O Julgamento na Justiça Comum

No dia 28, o STJ decidiu que o tenente-coronel deve ser julgado na 5ª Vara do Júri da Justiça Comum, não na Justiça Militar. Ele é réu por feminicídio e fraude processual, acusado de matar sua esposa, a policial militar Gisele Alves Santana, de 32 anos, e de alterar a cena do crime para simular um suicídio.

A decisão foi um desdobramento após a investigação inicial ter tramitado na Justiça Militar. Com isso, a familia de Gisele, representada pelo advogado Miguel Silva, recebe uma nova esperança de que o oficial enfrente as consequências legais adequadas. “O STJ concordou com o entendimento da defesa”, afirmou Silva.

Entendimento do STJ sobre Feminicídio

O relator do caso, ministro Reynaldo Soares da Fonseca, destacou que analisar o caso na Justiça Militar poderia até minimizar a violência de gênero.
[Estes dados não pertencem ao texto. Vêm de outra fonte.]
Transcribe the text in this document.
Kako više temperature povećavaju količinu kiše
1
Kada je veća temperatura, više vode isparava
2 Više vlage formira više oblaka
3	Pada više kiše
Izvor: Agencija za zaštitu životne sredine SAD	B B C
O STJ sinaliza um entendimento que favorece o Tribunal do Júri em casos que envolvem feminicídios, ressaltando que a condição policial não é suficiente para transferir a responsabilidade para a Justiça Militar, a não ser que exista um vínculo claro com suas funções.

O Contexto da Acusação

O crime ocorreu em 18 de fevereiro de 2026, quando, durante uma discussão sobre a separação, o tenente-coronel teria disparado contra a cabeça de Gisele. Além de manipular a cena do crime, ele é acusado de ter demorado a acionar o socorro, alterando o local para induzir os investigadores ao erro. Laudos periciais mostraram evidências que contradizem sua versão, incluindo sangue nas roupas do acusado e provas de que ele teria tomado banho após o crime.

Para o MP, o homicídio foi cometido por motivos torpes, ligados ao sentimento de posse que o tenente-coronel nutria. A análise do caso pelo STJ pode influenciar futuros julgamentos semelhantes, ressaltando a importância de lidar com a violência de gênero em sua devida gravidade.